$\DeclareMathOperator{\ann}{Ann}$
I can show that if $M$ is a simple left $R$-module for a unital ring $R$, then for any non-zero $m\in M$, (a) $Rm=M$; and (b) $\ann(m)$ is a maximal left ideal. My proof for (b) is that if $I$ is an ideal that strictly contains $\ann(m)$, we have that $Im=$ is a submodule of $M$ not equal to 0, so $Im=M$. Then for any $r\in R$, there exists some $i\in I$ such that $rm=im$. This means $r-i\in \ann(m)\subseteq I$, so $r\in I$. Hence $I=R$.
Does something similar hold for the annihilator of $M$ overall (which will be a two-sided ideal)?
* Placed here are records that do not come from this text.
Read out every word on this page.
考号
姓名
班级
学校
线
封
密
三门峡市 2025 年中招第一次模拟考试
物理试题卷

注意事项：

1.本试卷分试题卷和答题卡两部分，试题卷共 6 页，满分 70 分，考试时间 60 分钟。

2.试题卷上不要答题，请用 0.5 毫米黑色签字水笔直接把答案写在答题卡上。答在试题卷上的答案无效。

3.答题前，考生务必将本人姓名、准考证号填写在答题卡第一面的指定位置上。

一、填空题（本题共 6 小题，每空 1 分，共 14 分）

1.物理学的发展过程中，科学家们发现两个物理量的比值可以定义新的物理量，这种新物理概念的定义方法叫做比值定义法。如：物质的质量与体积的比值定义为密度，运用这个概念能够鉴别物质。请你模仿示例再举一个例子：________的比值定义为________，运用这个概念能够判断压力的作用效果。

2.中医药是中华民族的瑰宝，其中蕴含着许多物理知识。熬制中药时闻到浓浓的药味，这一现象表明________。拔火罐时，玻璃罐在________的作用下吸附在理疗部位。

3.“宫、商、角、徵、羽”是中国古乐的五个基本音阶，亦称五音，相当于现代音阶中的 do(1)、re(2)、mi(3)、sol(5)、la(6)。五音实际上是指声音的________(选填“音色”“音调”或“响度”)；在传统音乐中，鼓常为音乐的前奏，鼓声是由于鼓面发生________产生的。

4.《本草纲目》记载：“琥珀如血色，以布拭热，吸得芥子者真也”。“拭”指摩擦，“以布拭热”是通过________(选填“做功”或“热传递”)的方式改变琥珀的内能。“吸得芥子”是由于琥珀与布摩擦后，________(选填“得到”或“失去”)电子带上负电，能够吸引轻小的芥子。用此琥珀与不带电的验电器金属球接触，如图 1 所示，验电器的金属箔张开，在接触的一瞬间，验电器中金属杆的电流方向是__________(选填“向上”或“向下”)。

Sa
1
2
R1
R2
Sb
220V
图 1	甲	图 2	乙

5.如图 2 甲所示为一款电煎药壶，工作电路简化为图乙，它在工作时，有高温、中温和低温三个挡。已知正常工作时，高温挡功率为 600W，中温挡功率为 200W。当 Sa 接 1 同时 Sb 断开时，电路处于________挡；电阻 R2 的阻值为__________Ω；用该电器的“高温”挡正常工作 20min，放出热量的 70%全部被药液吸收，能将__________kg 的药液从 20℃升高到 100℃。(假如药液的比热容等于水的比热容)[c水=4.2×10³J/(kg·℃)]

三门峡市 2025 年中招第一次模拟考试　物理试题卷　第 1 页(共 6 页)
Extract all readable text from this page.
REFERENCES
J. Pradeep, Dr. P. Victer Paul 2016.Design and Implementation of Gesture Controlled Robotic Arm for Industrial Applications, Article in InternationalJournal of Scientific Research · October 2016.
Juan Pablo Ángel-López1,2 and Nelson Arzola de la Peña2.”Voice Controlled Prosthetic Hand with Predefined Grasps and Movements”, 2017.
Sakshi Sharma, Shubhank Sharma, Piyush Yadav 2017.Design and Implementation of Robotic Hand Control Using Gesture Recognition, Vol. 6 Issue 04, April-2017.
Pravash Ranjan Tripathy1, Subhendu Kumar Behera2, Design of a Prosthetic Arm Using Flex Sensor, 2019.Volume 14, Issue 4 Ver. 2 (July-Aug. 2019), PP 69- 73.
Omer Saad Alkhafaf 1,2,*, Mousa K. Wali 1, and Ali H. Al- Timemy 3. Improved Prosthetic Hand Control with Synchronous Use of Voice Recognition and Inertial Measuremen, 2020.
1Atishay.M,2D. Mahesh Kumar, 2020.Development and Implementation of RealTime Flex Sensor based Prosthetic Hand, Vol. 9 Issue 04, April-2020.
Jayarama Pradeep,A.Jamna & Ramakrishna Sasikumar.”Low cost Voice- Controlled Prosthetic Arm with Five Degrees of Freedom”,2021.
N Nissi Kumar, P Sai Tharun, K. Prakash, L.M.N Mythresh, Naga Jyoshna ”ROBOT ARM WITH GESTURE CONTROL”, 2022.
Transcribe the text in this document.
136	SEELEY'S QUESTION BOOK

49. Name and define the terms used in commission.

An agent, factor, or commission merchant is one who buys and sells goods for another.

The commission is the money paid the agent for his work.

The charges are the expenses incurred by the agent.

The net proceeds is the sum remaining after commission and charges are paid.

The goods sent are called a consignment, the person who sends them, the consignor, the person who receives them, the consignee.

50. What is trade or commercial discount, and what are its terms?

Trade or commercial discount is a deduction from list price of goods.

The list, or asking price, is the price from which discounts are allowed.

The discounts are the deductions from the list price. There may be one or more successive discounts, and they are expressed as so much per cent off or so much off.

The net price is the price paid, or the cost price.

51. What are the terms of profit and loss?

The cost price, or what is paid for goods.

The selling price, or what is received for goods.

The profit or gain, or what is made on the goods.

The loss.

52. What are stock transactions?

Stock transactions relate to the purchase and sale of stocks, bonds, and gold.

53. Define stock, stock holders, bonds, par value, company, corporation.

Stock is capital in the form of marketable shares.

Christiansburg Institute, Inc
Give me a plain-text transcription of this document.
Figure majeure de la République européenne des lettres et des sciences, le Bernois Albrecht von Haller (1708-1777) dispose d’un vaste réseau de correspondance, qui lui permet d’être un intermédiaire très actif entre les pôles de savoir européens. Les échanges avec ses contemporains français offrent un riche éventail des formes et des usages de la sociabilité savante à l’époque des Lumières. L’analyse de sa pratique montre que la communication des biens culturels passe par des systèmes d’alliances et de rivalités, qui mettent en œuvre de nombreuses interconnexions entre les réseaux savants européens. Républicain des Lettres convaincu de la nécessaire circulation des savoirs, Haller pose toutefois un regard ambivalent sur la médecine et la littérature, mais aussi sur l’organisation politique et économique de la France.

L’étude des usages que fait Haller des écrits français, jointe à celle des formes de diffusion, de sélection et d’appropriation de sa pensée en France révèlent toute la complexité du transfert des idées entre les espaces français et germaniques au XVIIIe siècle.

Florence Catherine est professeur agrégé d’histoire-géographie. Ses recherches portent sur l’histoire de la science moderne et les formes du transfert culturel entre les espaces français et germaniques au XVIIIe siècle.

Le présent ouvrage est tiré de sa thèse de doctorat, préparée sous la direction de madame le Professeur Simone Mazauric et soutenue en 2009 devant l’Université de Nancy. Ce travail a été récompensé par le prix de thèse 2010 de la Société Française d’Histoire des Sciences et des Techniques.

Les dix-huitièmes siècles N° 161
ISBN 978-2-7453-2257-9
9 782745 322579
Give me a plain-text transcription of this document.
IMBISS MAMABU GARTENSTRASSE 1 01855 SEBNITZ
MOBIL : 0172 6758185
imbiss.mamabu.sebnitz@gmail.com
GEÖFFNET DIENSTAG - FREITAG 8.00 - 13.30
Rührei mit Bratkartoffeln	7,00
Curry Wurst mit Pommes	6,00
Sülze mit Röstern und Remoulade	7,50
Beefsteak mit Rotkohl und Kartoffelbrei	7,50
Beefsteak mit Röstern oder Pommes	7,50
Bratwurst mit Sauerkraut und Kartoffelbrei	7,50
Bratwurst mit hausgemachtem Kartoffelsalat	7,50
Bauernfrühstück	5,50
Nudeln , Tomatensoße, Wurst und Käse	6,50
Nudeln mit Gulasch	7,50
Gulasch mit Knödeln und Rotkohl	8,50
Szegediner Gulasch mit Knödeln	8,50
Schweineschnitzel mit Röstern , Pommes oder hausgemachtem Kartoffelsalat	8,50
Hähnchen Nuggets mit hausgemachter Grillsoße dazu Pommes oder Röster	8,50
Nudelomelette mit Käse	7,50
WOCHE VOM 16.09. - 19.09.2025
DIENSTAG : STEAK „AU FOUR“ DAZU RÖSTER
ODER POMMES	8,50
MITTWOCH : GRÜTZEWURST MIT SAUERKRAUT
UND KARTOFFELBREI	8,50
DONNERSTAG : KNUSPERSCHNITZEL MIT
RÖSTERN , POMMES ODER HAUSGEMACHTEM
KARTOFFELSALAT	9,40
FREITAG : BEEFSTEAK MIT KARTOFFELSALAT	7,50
I noticed that I did not use the fact that $I$ is an ideal in the above, except to argue that $Im=M$.
(Ultimately I'm trying to show the equivalence of various definitions of the Jacobson radical, specifically that the intersection of annihilators of right simple modules equals the intersection of annihilators of left simple modules).
Best Answer
Not always, no.
Take an infinite dimensional vector space $V$, and let $E$ be its ring of linear transformations acting on it in the natural way. Then $V$ is a simple $E$ module that has annihilator $\{0\}$, which is not maximal in the ring, since there is also a proper ideal of transformations with finite dimensional images.